How does one person win eight gold medals in one Olympics? Michael Phelps drew inspiration from a variety of sources - a careful study of this multi-pronged approach can help us as we drive to win our own personal Olympics in business, life, love, whatever it may be.
When Phelps announced that he was going to go for eight golds, Australian gold medalist Ian Thorpe said it couldn't be done. Michael got his hands on the article, cut it out, and taped it in the back of his locker at the aquatic center where he was training in Michigan. Every day, multiple times a day, when he went into that locker, he looked at that article and thought about Ian's negative comments.
When Michael was growing up, he kept a poster of gold medalist Pablo Morales on his bedroom wall. At the 1984 Olympics in Los Angeles, Pablo won two silvers in the 100 meter butterfly and the 200 meter medley and a gold in the 4 x 100 meter medley. In 1988, he failed to qualify only to come back as team captain in 1992, winning two golds in Barcelona in the 100 meter butterfly and the 4 x 100 meter medley. Pablo also held the world record in the 100 meter butterfly in 1984 and again from 1986 to 1995.
At the 2005 FINA World Championships, Micheal lost to Ian Crocker by 1.25 seconds in the 100-meter butterfly. In a press conference after the competition, Michael was furious with himself and ready to make a big change. "This entire year, and this world championships, have been a big wake-up call for me," he said. "I don't like the feeling of not doing my best. What happened here, I'm going to use for motivation, and hopefully by next summer, I'll be able to give [Crocker] a race. He sort of ran away with it. I wasn't even a factor."

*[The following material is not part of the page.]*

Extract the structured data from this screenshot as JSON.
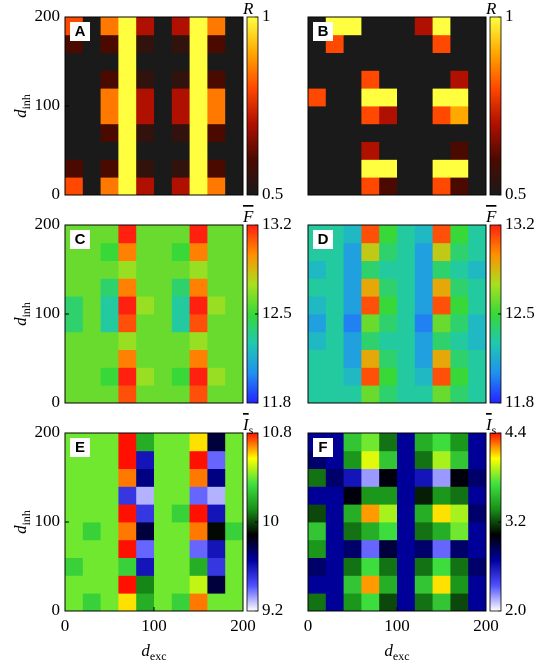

On Thursday, August 7th, swimmer Alain Bernard of France bragged that the French relay team would "squash" the Americans in the 400 meter relay. When Michael heard this he used it as fuel to fire the first leg of the race. In a photo finish, anchor Jason Lezak out-touched Bernard by .08 of a second.
When Michael went up against Milorad Cavic in the 100 meter butterfly at the Beijing Olympics, coach Bob Bowman made sure Michael heard Cavic's now famous comment: "I think it would be good for the sport and good for him" if Phelps lost. Michael again used a comment to fire the run down his lane and out-touched Cavic 50.58 to 50.59.
Michael also kept a "wish list" on his computer - a list of world record and gold medal dreams. He looked at this list every day, focusing on his goals.
When asked after Phelps had won the eight golds how he had inspired the swimmer, Bowman said he taught Phelps to use his imagination. Likewise, Phelps also reported when interviewed after the last race that his imagination was a key to his success.
Drawing inspiration from negative comments, positive role models, loss, lists, and his own imagination, Michael Phelps surpassed Mark Spitz's record to be the most decorated gold medalist in a single Olympics. My hope is that we can all become Olympians in our own lives by finding motivation and inspiration in the good, the bad, and the ugly we face day to day.